Prof. Gyatso received her Ph.D. from the University of California at Berkeley in the department of South and Southeast Languages and Literatures with a dissertation on Thangtong Gyalpo and the visionary tradition of Tibetan Buddhism. She has studied extensively with living exponents of the Tibetan tradition, including Thartse Shabdrung Rinpoche, Deshung Rinpoche, Kalu Rinpoche, Drubtob Rinpoche, and Khanpo Sherab Palden.

Her major monograph is Apparitions of the Self: the Secret Life of a Tibetan Visionary, about the autobiographies of the Dzogchen master Jigme Lingpa. She is co-editor with Hanna Havnevik of a collection entitled Women in Tibet (Columbia University Press). She also edited and contributed to a volume on memory in Buddhism, In the Mirror of Memory: Reflections on Mindfulness and Remembrance in Indian and Tibetan Buddhism (SUNY Press).

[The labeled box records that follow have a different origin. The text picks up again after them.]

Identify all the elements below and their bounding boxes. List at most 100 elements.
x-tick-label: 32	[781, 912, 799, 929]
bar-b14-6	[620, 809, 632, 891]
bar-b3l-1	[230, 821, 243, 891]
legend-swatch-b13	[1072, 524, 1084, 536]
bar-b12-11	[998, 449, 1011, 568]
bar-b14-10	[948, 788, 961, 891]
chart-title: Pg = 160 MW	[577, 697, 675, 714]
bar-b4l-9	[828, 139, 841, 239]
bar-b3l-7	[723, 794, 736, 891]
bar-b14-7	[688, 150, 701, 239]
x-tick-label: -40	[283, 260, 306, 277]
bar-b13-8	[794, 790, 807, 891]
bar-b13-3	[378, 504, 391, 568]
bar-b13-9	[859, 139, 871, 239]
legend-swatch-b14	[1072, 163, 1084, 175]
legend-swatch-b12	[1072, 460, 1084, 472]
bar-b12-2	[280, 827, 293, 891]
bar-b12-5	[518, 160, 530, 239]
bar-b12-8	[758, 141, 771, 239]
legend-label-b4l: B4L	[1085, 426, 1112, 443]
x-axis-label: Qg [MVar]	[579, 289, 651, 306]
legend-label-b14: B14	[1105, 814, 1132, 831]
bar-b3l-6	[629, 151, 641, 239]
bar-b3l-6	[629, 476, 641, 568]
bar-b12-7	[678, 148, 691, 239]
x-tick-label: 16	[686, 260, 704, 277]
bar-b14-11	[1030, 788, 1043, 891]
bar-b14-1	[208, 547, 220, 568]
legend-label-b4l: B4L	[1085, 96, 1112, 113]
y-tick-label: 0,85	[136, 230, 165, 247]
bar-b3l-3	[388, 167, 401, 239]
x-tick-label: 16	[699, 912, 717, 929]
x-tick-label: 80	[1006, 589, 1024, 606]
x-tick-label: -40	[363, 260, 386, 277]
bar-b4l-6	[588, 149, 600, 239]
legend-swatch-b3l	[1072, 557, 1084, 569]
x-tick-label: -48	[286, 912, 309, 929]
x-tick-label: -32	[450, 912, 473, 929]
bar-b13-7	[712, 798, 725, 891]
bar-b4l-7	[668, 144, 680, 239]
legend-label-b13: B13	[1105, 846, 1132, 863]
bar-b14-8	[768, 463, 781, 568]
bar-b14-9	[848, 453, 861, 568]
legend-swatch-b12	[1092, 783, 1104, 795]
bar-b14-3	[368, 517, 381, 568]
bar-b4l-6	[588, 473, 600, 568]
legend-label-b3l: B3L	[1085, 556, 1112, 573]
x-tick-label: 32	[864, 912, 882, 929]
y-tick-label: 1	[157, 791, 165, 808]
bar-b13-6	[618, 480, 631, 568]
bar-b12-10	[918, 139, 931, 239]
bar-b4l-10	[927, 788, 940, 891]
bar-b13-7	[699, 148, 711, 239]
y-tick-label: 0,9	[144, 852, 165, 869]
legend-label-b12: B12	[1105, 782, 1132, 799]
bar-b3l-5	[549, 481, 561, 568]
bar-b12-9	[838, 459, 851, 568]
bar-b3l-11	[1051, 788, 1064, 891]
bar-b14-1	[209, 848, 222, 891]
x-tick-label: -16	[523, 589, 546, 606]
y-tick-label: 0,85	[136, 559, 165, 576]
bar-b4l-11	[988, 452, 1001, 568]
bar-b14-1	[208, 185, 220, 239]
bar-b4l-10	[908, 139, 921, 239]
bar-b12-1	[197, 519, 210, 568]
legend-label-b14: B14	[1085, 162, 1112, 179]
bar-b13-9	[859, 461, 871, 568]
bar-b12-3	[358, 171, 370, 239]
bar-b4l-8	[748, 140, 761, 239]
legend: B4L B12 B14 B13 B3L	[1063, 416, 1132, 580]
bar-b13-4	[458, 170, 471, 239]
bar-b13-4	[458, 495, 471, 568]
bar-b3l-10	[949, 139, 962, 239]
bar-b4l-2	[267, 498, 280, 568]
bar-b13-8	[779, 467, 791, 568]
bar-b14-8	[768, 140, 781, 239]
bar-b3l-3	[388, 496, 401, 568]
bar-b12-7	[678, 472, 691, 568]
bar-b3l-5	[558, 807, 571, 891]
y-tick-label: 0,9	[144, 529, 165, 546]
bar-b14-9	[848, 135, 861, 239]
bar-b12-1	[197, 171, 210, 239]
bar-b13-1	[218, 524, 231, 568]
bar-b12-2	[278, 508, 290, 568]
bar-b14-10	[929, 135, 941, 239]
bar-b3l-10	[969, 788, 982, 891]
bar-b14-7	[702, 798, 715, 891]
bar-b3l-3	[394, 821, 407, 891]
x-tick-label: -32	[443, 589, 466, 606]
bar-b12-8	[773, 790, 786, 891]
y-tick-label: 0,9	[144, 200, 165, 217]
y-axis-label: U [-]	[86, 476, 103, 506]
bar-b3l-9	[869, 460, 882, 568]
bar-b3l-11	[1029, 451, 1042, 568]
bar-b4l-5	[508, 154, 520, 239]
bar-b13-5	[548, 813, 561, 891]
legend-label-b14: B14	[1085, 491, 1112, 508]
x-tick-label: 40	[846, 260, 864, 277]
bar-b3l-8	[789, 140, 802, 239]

Prof. Gyatso was president of the International Association of Tibetan Studies (IATS) from 2000-2006, and is general secretary for the Americas of the International Association of Buddhist Studies (IABS). She is also co-chair of the Buddhist Studies section of the American Academy of Religion. She serves on the editorial board of both the Encyclopedia of Religion and the Journal of the American Academy of Religion. She is a member of the advisory board of the Rubin Museum of Art, member of the editorial board of the monographic series Buddhisms at University of California Press, and of Studies in Indian and Tibetan Buddhism of Wisdom Publications.

Her special interests center on distinctive forms of Tibetan religious culture. She has written on revelatory transmission, issues of authorship, autobiographical writing, and notions of experience in Tibetan traditions and on conceptions of sex and gender in Buddhist monastic law. She is currently working on a book on Tibetan medicine.